I have a very basic implementation of k-means in javascript (I know but it needs to run in the browser). What I would like to understand is - how could one make this more functional?
It is currently full of loops, and extremely difficult to follow / reason about, code below:
export default class KMeans {
constructor(vectors, k) {
this.vectors = vectors;
this.numOfVectors = vectors.length;
this.k = k || bestGuessK(this.numOfVectors);
this.centroids = randomCentroids(this.vectors, this.k);
}
classify(vector, distance) {
let min = Infinity;
let index = 0;
for (let i = 0; i < this.centroids.length; i++) {
const dist = distance(vector, this.centroids[i]);
if (dist < min) {
min = dist;
index = i;
}
}
return index;
}
cluster() {
const assigment = new Array(this.numOfVectors);
const clusters = new Array(this.k);
let movement = true;
while (movement) {
// update vector to centroid assignments
for (let i = 0; i < this.numOfVectors; i++) {
assigment[i] = this.classify(this.vectors[i], euclidean);
}
// update location of each centroid
movement = false;
for (let j = 0; j < this.k; j++) {
const assigned = [];
for (let i = 0; i < assigment.length; i++) {
if (assigment[i] === j) assigned.push(this.vectors[i]);
}
if (!assigned.length) continue;
const centroid = this.centroids[j];
const newCentroid = new Array(centroid.length);
for (let g = 0; g < centroid.length; g++) {
let sum = 0;
for (let i = 0; i < assigned.length; i++) {
sum += assigned[i][g];
}
newCentroid[g] = sum / assigned.length;
if (newCentroid[g] !== centroid[g]) {
movement = true;
}
}
this.centroids[j] = newCentroid;
clusters[j] = assigned;
}
}
return clusters;
}
}
It certainly can.
You could start with this:
classify(vector, distance) {
let min = Infinity;
let index = 0;
for (let i = 0; i < this.centroids.length; i++) {
const dist = distance(vector, this.centroids[i]);
if (dist < min) {
min = dist;
index = i;
}
}
return index;
}
Why is this a member function? Wouldn't a pure function const classify = (centroids, vector, distance) => {...} be cleaner?
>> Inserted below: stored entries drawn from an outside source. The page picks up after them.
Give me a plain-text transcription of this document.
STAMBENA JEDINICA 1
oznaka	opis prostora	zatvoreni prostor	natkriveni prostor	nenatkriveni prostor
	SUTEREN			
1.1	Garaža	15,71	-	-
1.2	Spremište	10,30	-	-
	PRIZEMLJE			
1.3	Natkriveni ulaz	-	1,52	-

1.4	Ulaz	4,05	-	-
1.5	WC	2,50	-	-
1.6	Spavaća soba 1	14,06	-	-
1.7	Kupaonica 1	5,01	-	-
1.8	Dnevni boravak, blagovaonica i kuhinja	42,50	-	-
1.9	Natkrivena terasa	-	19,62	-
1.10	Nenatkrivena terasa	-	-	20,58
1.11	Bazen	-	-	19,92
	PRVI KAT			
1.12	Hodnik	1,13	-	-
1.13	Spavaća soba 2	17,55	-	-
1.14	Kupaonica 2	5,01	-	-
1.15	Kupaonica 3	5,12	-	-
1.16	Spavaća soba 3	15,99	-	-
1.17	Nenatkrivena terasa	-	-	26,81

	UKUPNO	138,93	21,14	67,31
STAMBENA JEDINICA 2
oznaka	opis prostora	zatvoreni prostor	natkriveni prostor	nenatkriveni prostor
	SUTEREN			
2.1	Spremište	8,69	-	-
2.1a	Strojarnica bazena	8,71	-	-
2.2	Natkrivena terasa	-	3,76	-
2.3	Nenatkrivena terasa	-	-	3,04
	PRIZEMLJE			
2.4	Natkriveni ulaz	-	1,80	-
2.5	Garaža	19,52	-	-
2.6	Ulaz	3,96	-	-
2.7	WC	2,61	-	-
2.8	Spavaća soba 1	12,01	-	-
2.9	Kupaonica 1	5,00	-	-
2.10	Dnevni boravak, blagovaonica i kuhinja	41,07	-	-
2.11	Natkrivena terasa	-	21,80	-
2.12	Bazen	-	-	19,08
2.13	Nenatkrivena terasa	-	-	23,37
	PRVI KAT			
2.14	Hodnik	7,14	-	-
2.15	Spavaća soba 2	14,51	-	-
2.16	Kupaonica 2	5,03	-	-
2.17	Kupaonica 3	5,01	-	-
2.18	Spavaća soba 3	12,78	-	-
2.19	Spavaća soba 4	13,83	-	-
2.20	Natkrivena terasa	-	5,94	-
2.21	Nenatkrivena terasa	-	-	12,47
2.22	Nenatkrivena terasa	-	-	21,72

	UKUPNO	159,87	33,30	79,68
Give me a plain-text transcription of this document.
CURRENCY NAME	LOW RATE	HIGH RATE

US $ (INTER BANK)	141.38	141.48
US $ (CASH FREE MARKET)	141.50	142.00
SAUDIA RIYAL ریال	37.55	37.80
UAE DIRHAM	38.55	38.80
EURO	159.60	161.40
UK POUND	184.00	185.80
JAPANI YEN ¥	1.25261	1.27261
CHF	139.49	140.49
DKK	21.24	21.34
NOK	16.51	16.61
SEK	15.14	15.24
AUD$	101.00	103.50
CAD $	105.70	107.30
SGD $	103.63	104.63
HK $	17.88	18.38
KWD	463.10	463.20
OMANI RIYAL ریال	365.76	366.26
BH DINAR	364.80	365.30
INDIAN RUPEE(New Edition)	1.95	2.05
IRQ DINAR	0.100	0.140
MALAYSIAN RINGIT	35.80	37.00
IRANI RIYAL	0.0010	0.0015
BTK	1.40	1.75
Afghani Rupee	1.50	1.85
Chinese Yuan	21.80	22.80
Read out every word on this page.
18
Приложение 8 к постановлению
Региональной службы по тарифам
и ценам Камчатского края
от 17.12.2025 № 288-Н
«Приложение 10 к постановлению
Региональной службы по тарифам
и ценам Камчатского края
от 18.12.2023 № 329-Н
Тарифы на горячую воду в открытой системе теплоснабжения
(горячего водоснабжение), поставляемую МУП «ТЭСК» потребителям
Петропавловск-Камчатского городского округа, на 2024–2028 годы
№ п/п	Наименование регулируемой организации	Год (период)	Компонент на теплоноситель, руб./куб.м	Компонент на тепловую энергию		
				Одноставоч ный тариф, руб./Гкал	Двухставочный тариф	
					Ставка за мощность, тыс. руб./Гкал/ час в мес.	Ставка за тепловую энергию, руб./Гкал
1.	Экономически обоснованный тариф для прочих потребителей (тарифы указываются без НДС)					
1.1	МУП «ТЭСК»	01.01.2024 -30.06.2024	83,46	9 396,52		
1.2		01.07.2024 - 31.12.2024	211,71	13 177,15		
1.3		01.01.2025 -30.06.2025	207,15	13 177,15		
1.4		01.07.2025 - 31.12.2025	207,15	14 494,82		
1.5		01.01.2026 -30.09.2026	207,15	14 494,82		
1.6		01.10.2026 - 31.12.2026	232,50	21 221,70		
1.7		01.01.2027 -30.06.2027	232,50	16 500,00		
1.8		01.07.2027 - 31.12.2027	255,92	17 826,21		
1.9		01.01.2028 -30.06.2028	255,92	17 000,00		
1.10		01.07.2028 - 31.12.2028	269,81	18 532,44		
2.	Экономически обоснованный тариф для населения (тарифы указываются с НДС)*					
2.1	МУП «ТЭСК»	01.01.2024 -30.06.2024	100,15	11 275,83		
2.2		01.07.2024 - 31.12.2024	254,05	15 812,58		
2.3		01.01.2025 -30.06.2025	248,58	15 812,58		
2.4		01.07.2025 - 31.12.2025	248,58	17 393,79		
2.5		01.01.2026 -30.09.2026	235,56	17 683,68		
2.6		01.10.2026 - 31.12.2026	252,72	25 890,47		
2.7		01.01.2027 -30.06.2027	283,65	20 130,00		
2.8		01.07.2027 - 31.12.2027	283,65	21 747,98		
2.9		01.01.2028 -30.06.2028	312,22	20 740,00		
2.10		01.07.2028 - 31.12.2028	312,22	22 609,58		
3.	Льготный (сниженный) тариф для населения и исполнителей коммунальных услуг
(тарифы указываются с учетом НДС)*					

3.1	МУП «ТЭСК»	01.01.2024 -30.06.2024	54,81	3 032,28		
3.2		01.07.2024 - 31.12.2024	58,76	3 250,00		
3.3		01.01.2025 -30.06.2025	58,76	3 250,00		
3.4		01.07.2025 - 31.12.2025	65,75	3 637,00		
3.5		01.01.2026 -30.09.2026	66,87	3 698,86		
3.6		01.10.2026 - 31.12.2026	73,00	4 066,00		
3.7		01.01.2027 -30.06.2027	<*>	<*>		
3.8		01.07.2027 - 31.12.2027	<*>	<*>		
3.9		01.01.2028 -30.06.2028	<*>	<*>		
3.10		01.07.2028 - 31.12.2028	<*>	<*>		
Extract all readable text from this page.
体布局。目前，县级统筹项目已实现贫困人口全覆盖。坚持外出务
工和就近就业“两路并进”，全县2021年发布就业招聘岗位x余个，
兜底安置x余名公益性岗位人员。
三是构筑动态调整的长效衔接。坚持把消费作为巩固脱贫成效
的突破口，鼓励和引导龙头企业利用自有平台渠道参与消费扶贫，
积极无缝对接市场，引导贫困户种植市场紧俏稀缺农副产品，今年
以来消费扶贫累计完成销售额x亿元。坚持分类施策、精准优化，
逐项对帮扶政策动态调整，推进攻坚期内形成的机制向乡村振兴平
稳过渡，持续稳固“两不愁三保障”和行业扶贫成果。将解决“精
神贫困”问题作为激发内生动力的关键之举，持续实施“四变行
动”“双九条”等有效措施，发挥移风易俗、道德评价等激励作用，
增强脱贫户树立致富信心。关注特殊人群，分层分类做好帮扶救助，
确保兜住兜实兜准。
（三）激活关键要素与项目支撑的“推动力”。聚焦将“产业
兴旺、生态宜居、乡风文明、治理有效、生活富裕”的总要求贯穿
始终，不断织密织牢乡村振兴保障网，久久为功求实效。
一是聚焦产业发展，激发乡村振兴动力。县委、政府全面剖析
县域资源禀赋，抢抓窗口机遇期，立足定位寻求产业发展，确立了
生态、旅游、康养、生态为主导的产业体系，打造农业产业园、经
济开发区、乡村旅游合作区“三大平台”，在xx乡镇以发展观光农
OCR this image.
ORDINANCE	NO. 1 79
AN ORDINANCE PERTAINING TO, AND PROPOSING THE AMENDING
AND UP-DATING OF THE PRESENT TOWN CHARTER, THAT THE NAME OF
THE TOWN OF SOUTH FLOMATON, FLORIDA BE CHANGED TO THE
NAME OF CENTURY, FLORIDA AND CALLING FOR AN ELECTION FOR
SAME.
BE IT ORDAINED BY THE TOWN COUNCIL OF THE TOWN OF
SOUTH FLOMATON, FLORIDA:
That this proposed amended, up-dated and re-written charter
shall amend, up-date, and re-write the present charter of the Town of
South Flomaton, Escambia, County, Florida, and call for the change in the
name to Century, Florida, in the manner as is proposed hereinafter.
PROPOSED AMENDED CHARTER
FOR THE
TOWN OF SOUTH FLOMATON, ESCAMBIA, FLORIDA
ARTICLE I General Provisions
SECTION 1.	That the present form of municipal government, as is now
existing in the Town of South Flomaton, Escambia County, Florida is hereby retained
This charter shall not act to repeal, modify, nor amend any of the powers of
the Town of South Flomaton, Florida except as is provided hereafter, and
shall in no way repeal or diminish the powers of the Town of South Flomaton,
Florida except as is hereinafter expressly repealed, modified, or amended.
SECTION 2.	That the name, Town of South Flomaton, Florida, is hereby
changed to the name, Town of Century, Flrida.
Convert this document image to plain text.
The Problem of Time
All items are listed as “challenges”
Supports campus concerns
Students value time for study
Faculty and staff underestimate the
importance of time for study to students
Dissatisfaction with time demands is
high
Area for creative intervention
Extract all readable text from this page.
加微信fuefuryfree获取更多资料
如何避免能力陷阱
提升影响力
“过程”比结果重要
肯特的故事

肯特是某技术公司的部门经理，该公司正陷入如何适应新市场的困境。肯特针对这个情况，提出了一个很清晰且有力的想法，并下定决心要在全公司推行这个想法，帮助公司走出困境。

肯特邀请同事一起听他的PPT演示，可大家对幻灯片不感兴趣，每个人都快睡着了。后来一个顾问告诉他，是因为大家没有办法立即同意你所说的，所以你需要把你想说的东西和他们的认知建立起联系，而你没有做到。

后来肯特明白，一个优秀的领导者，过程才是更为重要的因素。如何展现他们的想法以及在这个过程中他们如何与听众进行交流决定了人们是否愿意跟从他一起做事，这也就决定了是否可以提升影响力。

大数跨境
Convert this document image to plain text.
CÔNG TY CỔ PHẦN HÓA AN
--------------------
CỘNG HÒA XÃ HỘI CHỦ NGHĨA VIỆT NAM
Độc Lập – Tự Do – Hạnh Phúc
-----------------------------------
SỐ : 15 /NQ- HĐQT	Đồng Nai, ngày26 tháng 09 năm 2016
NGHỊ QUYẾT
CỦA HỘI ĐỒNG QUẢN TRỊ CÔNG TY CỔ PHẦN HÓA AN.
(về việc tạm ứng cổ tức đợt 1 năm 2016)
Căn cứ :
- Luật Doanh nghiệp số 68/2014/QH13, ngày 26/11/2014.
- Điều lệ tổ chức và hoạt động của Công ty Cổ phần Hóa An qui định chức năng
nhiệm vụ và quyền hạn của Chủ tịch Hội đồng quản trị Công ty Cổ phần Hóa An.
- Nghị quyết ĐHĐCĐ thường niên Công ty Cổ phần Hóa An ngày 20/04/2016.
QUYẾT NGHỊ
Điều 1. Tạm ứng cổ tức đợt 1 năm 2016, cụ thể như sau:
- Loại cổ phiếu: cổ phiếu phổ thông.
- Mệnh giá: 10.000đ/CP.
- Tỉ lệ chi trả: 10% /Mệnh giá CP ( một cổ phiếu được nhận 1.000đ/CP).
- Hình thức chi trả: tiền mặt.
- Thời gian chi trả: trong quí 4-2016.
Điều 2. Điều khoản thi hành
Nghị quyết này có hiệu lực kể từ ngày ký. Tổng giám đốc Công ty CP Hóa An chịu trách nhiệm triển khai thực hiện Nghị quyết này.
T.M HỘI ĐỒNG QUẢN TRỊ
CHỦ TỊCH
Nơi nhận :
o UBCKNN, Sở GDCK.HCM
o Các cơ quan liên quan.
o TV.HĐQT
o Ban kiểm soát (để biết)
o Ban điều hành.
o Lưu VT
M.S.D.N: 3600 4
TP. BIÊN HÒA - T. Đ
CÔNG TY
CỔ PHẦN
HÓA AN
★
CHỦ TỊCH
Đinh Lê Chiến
Then for an implementation, let's change the distance signature a bit. If we curry it to const distance = (vector) => (centroid) => {...}, we can then write
const classify = (centroids, vector, distance) =>
minIndex (centroids .map (distance (vector)))
And if that distance API is out of our control, it's not much harder:
const classify = (centroids, vector, distance) =>
minIndex (centroids .map (centroid => distance (vector, centroid)))
Granted, we haven't written minIndex yet, but we've already broken the problem down to use a more meaningful abstraction. And minIndex isn't hard to write. You can do it imperatively as the original classify function did, or with something like this:
const minIndex = (xs) => xs.indexOf (Math.min (...xs))
Note that distance is a slightly misleading name here. I had to read it more carefully because I assumed a name like that would represent..., well a distance. Instead it's a function used to calculate distance. Perhaps the name metric or something like distanceFunction, distanceFn, or distanceImpl would be more obvious.
Now let's move on to this bit:
const newCentroid = new Array(centroid.length);
for (let g = 0; g < centroid.length; g++) {
let sum = 0;
for (let i = 0; i < assigned.length; i++) {
sum += assigned[i][g];
}
newCentroid[g] = sum / assigned.length;
if (newCentroid[g] !== centroid[g]) {
movement = true;
}
}
This code has two responsibilities: creating the newCentroid array, and updating the value of movement if any value has changed.
Let's separate those two.
First, creating the new centroid. We can clean up that nested for-loop to something like this:
const makeNewCentroid = (centroid, assigned) =>
centroid .map ((c, g) => mean (assigned .map ((a) => a[g])))
This depends on a mean function, which we'll write along with its required sum function like this:
const sum = (ns) => ns .reduce ((t, n) => t + n, 0)
const mean = xs => sum (xs) / xs.length
Then we need to update movement. We can do that easily based on centroids and newCentroids:
movement = centroids.some((c, i) => c !== newCentroids[i])
Obviously, you can continue in this manner. Each for loop should have a fundamental purpose. Find that purpose and see if one of the Array.prototype methods could better express it. For the second section we worked with above, we found two purposes, and just split them into two separate blocks.
This should give you a good start on making this more functional. There is no magic bullet. But if you think in terms of pure functions on immutable data, and on strong separation of concerns, you can usually move in a functional direction.